Follow the Brook upstream. This is The Streamside Walk, one of the jewels in Thornbury’s crown. It is well used by pupils from the Castle School who use it as a safe route to and from school. 

Allan Burberry writes, “As you walk along the path, notice the rocky outcrop on the left. This is one of several exposures along the streamside walk of Thornbury conglomerate, a mixture of various rocks in a limestone [matrix]. It might be a good idea to cut back some of the vegetation so we could see the rocky outcrops.

Follow the path upstream and go through an underbridge beneath Park Road. 

“On the left of the stream is a small enclosed garden with seats. The area on the right, now a car park and scout headquarters, was once the site of Thornbury’s gas works in the days when many small towns produced their own gas. 

Follow the path past the Scout Hut and continue to follow the stream (now on your left.) When the tarmac path crosses the stream so the stream is on your right, you have the option of using the muddier path on the other bank, which leads to some stepping stones. The two versions rejoin after the pond.

Allan Burberry writes of the muddier path, “This track leads to a circular pool, once the filter bed of Thornbury Sewage Works. There are stepping stones across the pool. If you take this route, do not be deceived by the apparent shallowness of the water for there is a fair depth of silt – the pool bottom is nearly two feet below the water level, certainly more than wellie deep.

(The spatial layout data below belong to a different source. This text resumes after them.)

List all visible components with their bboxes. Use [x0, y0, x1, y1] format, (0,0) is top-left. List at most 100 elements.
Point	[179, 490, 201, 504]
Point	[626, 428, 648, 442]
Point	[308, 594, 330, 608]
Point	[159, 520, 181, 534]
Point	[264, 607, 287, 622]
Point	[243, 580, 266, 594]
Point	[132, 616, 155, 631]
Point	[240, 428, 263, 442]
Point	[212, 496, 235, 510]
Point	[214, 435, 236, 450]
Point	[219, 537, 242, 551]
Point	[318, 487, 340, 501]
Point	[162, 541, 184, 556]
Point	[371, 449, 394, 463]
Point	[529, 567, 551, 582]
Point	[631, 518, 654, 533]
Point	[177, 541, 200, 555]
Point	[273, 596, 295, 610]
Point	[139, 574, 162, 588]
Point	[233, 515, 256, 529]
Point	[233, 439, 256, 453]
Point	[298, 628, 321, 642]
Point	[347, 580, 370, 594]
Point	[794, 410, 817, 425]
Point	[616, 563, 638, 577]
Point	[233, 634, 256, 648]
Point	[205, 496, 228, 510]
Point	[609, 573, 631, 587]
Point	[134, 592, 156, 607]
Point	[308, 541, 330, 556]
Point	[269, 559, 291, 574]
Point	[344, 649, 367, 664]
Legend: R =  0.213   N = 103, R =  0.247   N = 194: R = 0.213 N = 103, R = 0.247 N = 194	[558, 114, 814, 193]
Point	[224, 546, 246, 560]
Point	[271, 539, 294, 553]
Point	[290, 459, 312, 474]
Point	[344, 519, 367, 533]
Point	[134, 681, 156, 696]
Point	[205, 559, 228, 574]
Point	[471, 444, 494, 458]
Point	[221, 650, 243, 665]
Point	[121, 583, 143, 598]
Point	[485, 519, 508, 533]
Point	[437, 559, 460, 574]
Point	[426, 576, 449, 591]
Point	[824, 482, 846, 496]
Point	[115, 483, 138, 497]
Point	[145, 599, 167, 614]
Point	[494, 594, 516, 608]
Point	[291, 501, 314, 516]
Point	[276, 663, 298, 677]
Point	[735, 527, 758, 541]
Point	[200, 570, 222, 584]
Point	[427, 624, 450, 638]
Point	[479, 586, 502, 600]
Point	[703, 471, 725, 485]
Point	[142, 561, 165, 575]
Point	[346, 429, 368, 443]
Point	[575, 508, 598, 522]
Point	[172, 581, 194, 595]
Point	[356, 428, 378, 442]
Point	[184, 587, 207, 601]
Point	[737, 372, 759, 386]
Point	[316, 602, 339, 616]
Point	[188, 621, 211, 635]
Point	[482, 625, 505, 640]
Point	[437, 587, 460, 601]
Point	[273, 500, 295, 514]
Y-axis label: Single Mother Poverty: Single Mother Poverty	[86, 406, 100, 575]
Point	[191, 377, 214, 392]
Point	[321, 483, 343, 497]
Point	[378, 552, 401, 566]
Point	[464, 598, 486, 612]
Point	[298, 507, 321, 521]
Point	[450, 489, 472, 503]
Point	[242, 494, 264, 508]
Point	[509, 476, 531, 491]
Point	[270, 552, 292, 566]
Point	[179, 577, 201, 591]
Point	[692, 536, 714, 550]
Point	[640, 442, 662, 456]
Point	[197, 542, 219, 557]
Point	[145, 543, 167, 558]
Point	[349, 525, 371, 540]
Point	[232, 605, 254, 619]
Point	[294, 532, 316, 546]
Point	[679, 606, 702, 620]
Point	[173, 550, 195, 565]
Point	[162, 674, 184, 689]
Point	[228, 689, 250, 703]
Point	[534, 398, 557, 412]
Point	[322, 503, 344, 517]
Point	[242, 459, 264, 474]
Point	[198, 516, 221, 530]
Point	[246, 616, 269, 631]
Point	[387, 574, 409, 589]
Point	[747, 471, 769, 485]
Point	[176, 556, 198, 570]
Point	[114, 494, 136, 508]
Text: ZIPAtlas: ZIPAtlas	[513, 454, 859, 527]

“On the other side of the footbridge, the valley opens out.” 

The pollarded willows here could do with some attention..

Continue up to Gloucester Road and cross the zebra crossing

On the other side of the zebra crossing, bear right to rejoin the stream. 

The building set back on the left started life as the local Work House. It was then a hospital and is now flats.

There is another outcrop of Thornbury conglomerate on the left at the beginning of the next stretch.  Continue to walk upstream until you come to a cross path. Go straight ahead between the houses into St David’s Road.

Cross the road into an enclosed path that takes you through to a grassy open space.  The path runs on top of the culverted stream that used to drain the Bathing Pool. Allan Burberry writes that this was an open stream comparatively recently. Bear left on the tarmac path across the Oakleaze Open Space to some concrete bollards. 

This open space has not been built on because it used to be a tile works. I wonder how this relates to the coming and going of silt on this stream.

Continue to the underpass across Gillingstool and turn right up the ramp. 

On the other side of the road is the Borough Stone with an interpretation panel nearby, which will explain that the bricks set into the pavement show the course of the culvert that carries the brook from The Bathings.  Head up the hill to return to the pedestrian lights next to Rock Street car park.